- Financial experts have been sounding recession warnings for months.
- It's best to have savings to get yourself through a downturn rather than rely on credit cards.
- Carrying a credit card balance forward can impact your ability to borrow and hinder your recovery from a recession.
The quick answer? Yes -- but at a cost.
Will a recession hit in 2023? Many financial experts seem convinced that we're due for a near-term economic downturn. Worse yet, some are even saying that an upcoming recession could end up being a prolonged one.
Why all the dire warnings? The Federal Reserve has been desperate to cool inflation, and so it's implemented a series of aggressive interest rate hikes. And it's not done raising rates, either.
Meanwhile, those rate hikes are making it more expensive for consumers to borrow, whether in the form of a personal loan, auto loan, or credit card balance. And as borrowing becomes cost-prohibitive, the fear is that consumers will start to spend less, thereby setting the stage for a recession at some point during the new year.
If you're worried about a recession, you may be wondering whether your credit cards can serve as your personal safety net in the event that you lose your job. The answer? They could. But that's not the best idea.
The problem with credit card debt
Let's say you lose your job during a recession and your unemployment benefits leave you short $1,000 every month to pay your bills (remember, those benefits will only replace a portion of your missing paycheck). If you have a bunch of credit cards with a total spending limit of $10,000, then you might assume you're good for a number of months. You can charge that $1,000 in expenses each month you're out of work until you find a job again.

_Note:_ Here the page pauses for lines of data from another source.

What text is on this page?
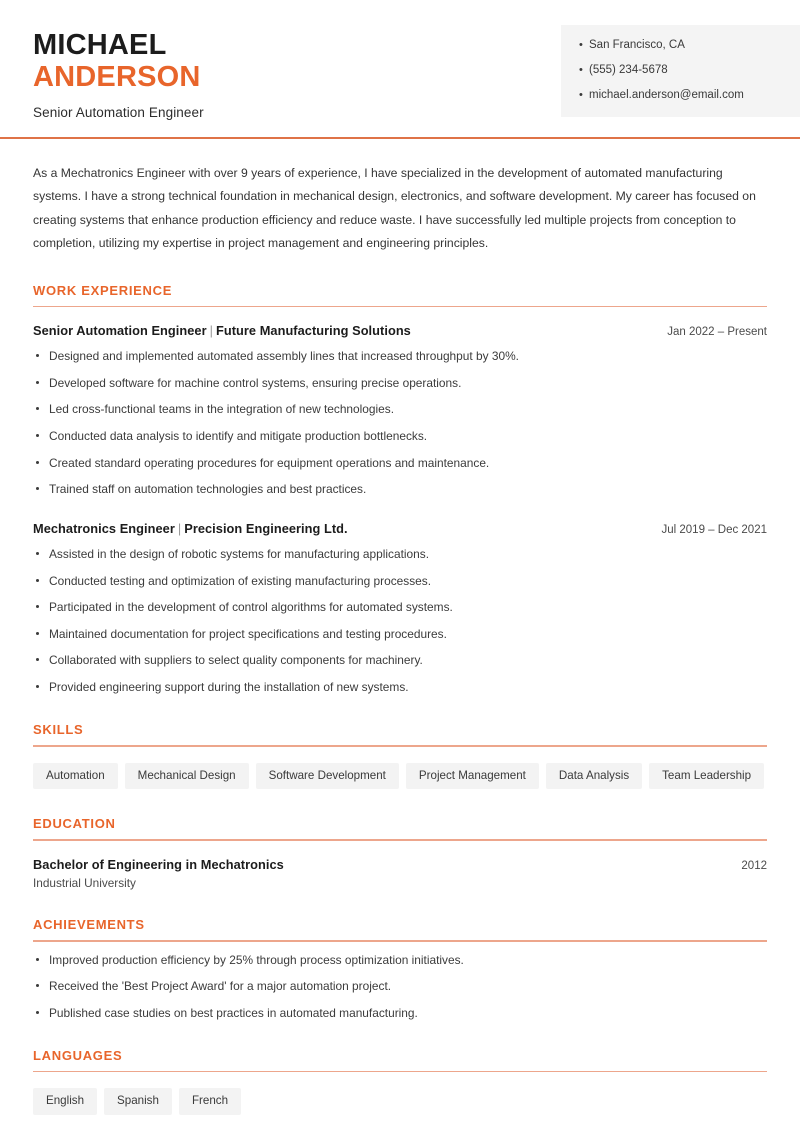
MICHAEL
ANDERSON
Senior Automation Engineer
• San Francisco, CA
• (555) 234-5678
• michael.anderson@email.com

As a Mechatronics Engineer with over 9 years of experience, I have specialized in the development of automated manufacturing systems. I have a strong technical foundation in mechanical design, electronics, and software development. My career has focused on creating systems that enhance production efficiency and reduce waste. I have successfully led multiple projects from conception to completion, utilizing my expertise in project management and engineering principles.

WORK EXPERIENCE
Senior Automation Engineer | Future Manufacturing Solutions	Jan 2022 – Present
Designed and implemented automated assembly lines that increased throughput by 30%.
Developed software for machine control systems, ensuring precise operations.
Led cross-functional teams in the integration of new technologies.
Conducted data analysis to identify and mitigate production bottlenecks.
Created standard operating procedures for equipment operations and maintenance.
Trained staff on automation technologies and best practices.
Mechatronics Engineer | Precision Engineering Ltd.	Jul 2019 – Dec 2021
Assisted in the design of robotic systems for manufacturing applications.
Conducted testing and optimization of existing manufacturing processes.
Participated in the development of control algorithms for automated systems.
Maintained documentation for project specifications and testing procedures.
Collaborated with suppliers to select quality components for machinery.
Provided engineering support during the installation of new systems.
SKILLS
Automation	Mechanical Design	Software Development	Project Management	Data Analysis	Team Leadership
EDUCATION
Bachelor of Engineering in Mechatronics	2012
Industrial University
ACHIEVEMENTS
Improved production efficiency by 25% through process optimization initiatives.
Received the 'Best Project Award' for a major automation project.
Published case studies on best practices in automated manufacturing.
LANGUAGES
English	Spanish	French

But that approach is dangerous for a couple of reasons. First, any time you carry a credit card balance forward, you accrue interest on that balance. And if you're charging up a storm in the absence of a paycheck, the amount of credit card interest you end up accumulating could be astronomical.
Plus, don't forget what we talked about earlier -- borrowing rates are up right now. And so now's really not a great time to start racking up credit card debt.
Also, too high a credit card balance could cause damage to your credit score. And that's not a good thing, because a credit score drop could make it difficult to borrow money should that need arise.
It's better to have savings
Although your credit cards might seem like a good fallback option during a recession, an even better bet is to have an emergency fund at your disposal. Ideally, you should aim to have enough money in savings to cover a minimum of three full months of living expenses. And for even better protection, aim for six months' worth of expenses or more.
Your credit cards could end up bailing you out if a recession strikes. But that doesn't make them a good option in that regard. In fact, falling back on credit cards could hinder your personal financial recovery from a recession. Rather than get through that period and move on, you could end up having a balance hang over your head for years on end. And frankly, you deserve better.